I, too, have been dealing with ongoing pouchitis that can't seem to be treated right now. I'm also considering going to Mayo to see how they could help. Have you had your appointment yet? Did they give you any new treatment plans that hadn't been recommended to you before?

Thanks.

I actually haven't had the appointment yet.

Hi, I went back to Mayo for chronic cuffitis and also found out I have IPS. I am really glad I went. My local GI didn't know what else to do for me and I asked him to refer me again. He sent me there in 1998 for a second opinion. I saw Dr. Edward Loftus, Jr. both times. Big piece of mind and I can call one of his 3 nurses, who each has over 20 yrs of IBD experience any time for advice. If they can't help they get the answer from him. So far they answered right away when I called. My chronic cuffitis is under control.

As my local GI says, he treats the entire digestive system and the GI's we see at Mayo know more as the treat IBD only.

Good luck I hope you receive the help you need.

I did have my appointment and was impressed with the doctors at the Mayo. It turns out the issue was not with my pouch but it seems to be a issue above the pouch in the small intestine where it has narrowed down. That is the area that they believe was infected and causing me problems. The antibiotics seem to have helped a lot and I am feeling better. I have been off the antibiotics for 2 weeks now and am watching my diet. Hopefully I am over the infection.

I'm glad you are feeling better Leftie!

I go to the Mayo too they are great had my two surgeries there. Marie I also see Dr.

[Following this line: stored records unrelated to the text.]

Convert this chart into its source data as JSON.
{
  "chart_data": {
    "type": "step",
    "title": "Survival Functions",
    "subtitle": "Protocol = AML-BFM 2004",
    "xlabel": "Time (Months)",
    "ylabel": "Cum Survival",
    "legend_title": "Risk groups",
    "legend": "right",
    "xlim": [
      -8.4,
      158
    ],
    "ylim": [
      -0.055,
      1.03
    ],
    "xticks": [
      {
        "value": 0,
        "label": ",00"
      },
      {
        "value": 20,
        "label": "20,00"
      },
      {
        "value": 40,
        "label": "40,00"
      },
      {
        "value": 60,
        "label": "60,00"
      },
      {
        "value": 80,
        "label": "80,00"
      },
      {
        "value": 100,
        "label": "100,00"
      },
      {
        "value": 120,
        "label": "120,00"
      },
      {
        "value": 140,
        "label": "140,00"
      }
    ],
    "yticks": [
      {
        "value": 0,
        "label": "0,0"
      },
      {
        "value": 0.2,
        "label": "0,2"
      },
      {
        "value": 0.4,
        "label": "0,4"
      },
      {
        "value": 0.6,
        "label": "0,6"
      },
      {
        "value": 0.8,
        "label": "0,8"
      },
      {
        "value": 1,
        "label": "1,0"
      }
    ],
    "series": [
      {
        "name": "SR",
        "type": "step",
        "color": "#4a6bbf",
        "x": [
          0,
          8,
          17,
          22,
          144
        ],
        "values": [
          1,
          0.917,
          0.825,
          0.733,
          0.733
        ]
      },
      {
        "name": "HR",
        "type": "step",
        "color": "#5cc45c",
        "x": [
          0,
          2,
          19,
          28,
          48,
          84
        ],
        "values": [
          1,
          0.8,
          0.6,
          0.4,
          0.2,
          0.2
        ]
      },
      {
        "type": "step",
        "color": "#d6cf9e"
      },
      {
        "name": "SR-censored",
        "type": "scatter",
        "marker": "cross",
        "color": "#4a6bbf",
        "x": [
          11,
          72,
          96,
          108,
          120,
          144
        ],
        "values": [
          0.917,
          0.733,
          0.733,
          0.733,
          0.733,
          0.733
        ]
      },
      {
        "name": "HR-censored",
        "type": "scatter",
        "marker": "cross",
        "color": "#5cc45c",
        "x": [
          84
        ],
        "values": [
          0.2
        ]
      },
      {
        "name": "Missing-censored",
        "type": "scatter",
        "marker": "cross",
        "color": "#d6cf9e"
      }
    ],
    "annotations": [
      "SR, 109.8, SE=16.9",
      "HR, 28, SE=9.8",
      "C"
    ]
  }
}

Loftus he and the staff are great (I talk to Deb all the time about my chronic pouchitis). I actually have an appointment there this Thursday.

MNgirl,
Sorry about your chronic pouchitis but I'm confident he will figure it out. How long does the drive take you? It's about a 3 hour drive for me. Please let us know how you are doing.

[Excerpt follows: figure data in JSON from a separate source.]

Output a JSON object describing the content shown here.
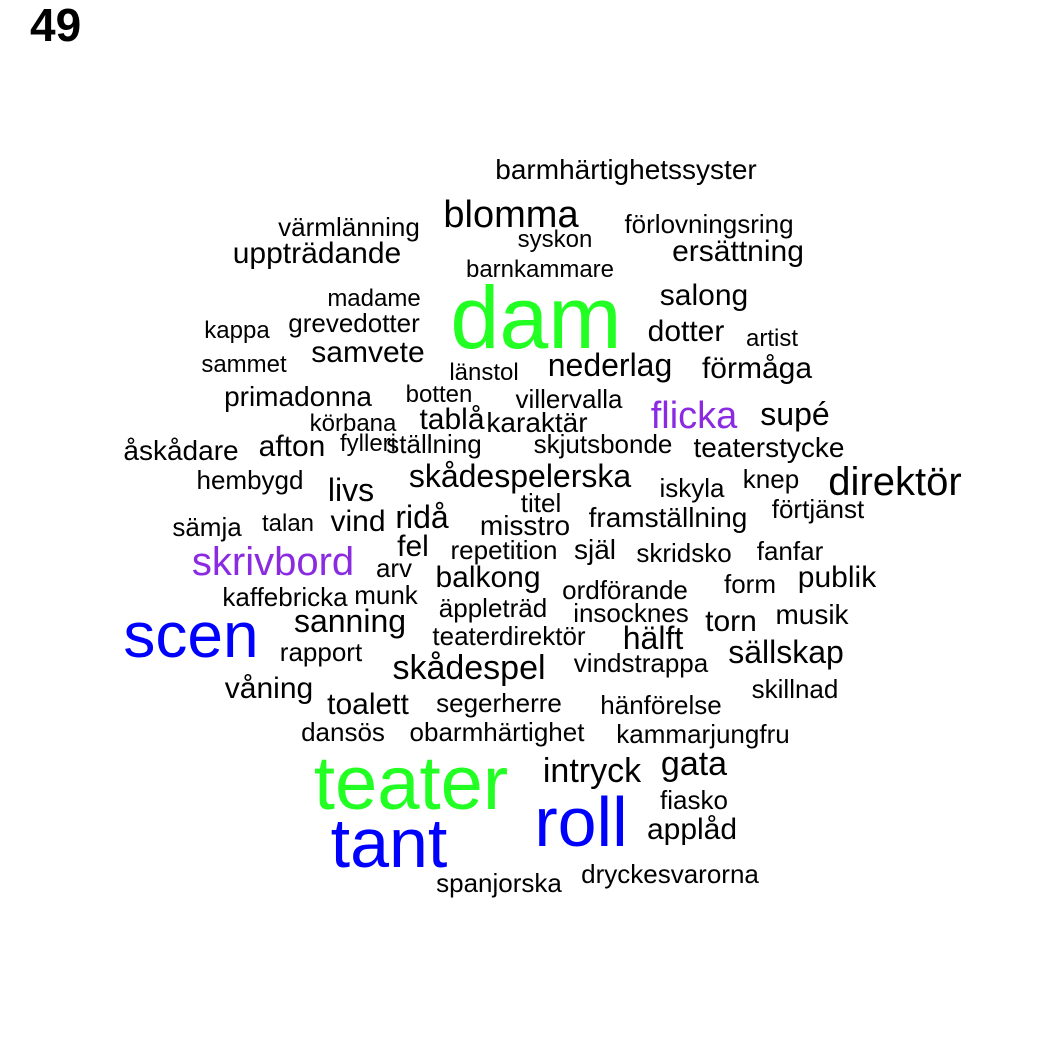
{
  "page_number": "49",
  "palette": {
    "default": "#000000",
    "green": "#22ff22",
    "blue": "#0000ff",
    "purple": "#8a2be2"
  },
  "words": [
    {
      "text": "barmhärtighetssyster",
      "color": "default"
    },
    {
      "text": "värmlänning",
      "color": "default"
    },
    {
      "text": "blomma",
      "color": "default"
    },
    {
      "text": "förlovningsring",
      "color": "default"
    },
    {
      "text": "syskon",
      "color": "default"
    },
    {
      "text": "uppträdande",
      "color": "default"
    },
    {
      "text": "ersättning",
      "color": "default"
    },
    {
      "text": "barnkammare",
      "color": "default"
    },
    {
      "text": "madame",
      "color": "default"
    },
    {
      "text": "dam",
      "color": "green"
    },
    {
      "text": "salong",
      "color": "default"
    },
    {
      "text": "kappa",
      "color": "default"
    },
    {
      "text": "grevedotter",
      "color": "default"
    },
    {
      "text": "dotter",
      "color": "default"
    },
    {
      "text": "artist",
      "color": "default"
    },
    {
      "text": "sammet",
      "color": "default"
    },
    {
      "text": "samvete",
      "color": "default"
    },
    {
      "text": "länstol",
      "color": "default"
    },
    {
      "text": "nederlag",
      "color": "default"
    },
    {
      "text": "förmåga",
      "color": "default"
    },
    {
      "text": "primadonna",
      "color": "default"
    },
    {
      "text": "botten",
      "color": "default"
    },
    {
      "text": "villervalla",
      "color": "default"
    },
    {
      "text": "körbana",
      "color": "default"
    },
    {
      "text": "tablå",
      "color": "default"
    },
    {
      "text": "karaktär",
      "color": "default"
    },
    {
      "text": "flicka",
      "color": "purple"
    },
    {
      "text": "supé",
      "color": "default"
    },
    {
      "text": "åskådare",
      "color": "default"
    },
    {
      "text": "afton",
      "color": "default"
    },
    {
      "text": "fylleri",
      "color": "default"
    },
    {
      "text": "ställning",
      "color": "default"
    },
    {
      "text": "skjutsbonde",
      "color": "default"
    },
    {
      "text": "teaterstycke",
      "color": "default"
    },
    {
      "text": "hembygd",
      "color": "default"
    },
    {
      "text": "skådespelerska",
      "color": "default"
    },
    {
      "text": "knep",
      "color": "default"
    },
    {
      "text": "livs",
      "color": "default"
    },
    {
      "text": "iskyla",
      "color": "default"
    },
    {
      "text": "direktör",
      "color": "default"
    },
    {
      "text": "titel",
      "color": "default"
    },
    {
      "text": "förtjänst",
      "color": "default"
    },
    {
      "text": "sämja",
      "color": "default"
    },
    {
      "text": "talan",
      "color": "default"
    },
    {
      "text": "vind",
      "color": "default"
    },
    {
      "text": "ridå",
      "color": "default"
    },
    {
      "text": "misstro",
      "color": "default"
    },
    {
      "text": "framställning",
      "color": "default"
    },
    {
      "text": "skrivbord",
      "color": "purple"
    },
    {
      "text": "fel",
      "color": "default"
    },
    {
      "text": "repetition",
      "color": "default"
    },
    {
      "text": "själ",
      "color": "default"
    },
    {
      "text": "skridsko",
      "color": "default"
    },
    {
      "text": "fanfar",
      "color": "default"
    },
    {
      "text": "arv",
      "color": "default"
    },
    {
      "text": "balkong",
      "color": "default"
    },
    {
      "text": "ordförande",
      "color": "default"
    },
    {
      "text": "form",
      "color": "default"
    },
    {
      "text": "publik",
      "color": "default"
    },
    {
      "text": "kaffebricka",
      "color": "default"
    },
    {
      "text": "munk",
      "color": "default"
    },
    {
      "text": "äppleträd",
      "color": "default"
    },
    {
      "text": "insocknes",
      "color": "default"
    },
    {
      "text": "musik",
      "color": "default"
    },
    {
      "text": "scen",
      "color": "blue"
    },
    {
      "text": "sanning",
      "color": "default"
    },
    {
      "text": "torn",
      "color": "default"
    },
    {
      "text": "teaterdirektör",
      "color": "default"
    },
    {
      "text": "hälft",
      "color": "default"
    },
    {
      "text": "rapport",
      "color": "default"
    },
    {
      "text": "sällskap",
      "color": "default"
    },
    {
      "text": "skådespel",
      "color": "default"
    },
    {
      "text": "vindstrappa",
      "color": "default"
    },
    {
      "text": "våning",
      "color": "default"
    },
    {
      "text": "skillnad",
      "color": "default"
    },
    {
      "text": "toalett",
      "color": "default"
    },
    {
      "text": "segerherre",
      "color": "default"
    },
    {
      "text": "hänförelse",
      "color": "default"
    },
    {
      "text": "dansös",
      "color": "default"
    },
    {
      "text": "obarmhärtighet",
      "color": "default"
    },
    {
      "text": "kammarjungfru",
      "color": "default"
    },
    {
      "text": "teater",
      "color": "green"
    },
    {
      "text": "intryck",
      "color": "default"
    },
    {
      "text": "gata",
      "color": "default"
    },
    {
      "text": "fiasko",
      "color": "default"
    },
    {
      "text": "roll",
      "color": "blue"
    },
    {
      "text": "tant",
      "color": "blue"
    },
    {
      "text": "applåd",
      "color": "default"
    },
    {
      "text": "spanjorska",
      "color": "default"
    },
    {
      "text": "dryckesvarorna",
      "color": "default"
    }
  ]
}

Thanks Marie it takes about 4 hours from Duluth. My pouchitis seems to be under control right now with the help of Cipro. But I've been having a lot of abdominal pain without the usual pouchitis symptoms so they are going to start with and ultrasound and go from there.

It's nice living close enough to go there. I've not had an ultrasound of my pouch yet, sounds a lot better than drinking contrast or barium It will be interesting to find out what the ultrasound uncovers.

Well I didn't end up getting away with just the ultrasound lol. They weren't able to find out anything with the ultrasound and I had to go back for an upper endoscopy and a scope of my pouch. They just found a small area of pouchitis on the pouch and took some biopsies which I'm still waiting on the results. I also had to do the barium x-ray the next day and am waiting on the result of that too. They said I may have to switch antibiotics because it is possibly causing me to have too much stomach acid but hopefully I hear back soon!

Oh no you had my favorite tests of Mr. Barium and Endoscopy choke, no fun Are you waiting for the results in Rochester? One thing about them they can cram in a lot of procedures in a few days.

I've been complaining for a week about my endoscopy and dilation a week ago. I ended up with a partial blockage because, as I discovered, the medication put what is left of my intestines to sleep. So I hope you are/were careful and didn't go through the same pain.

Please let us know what they find out.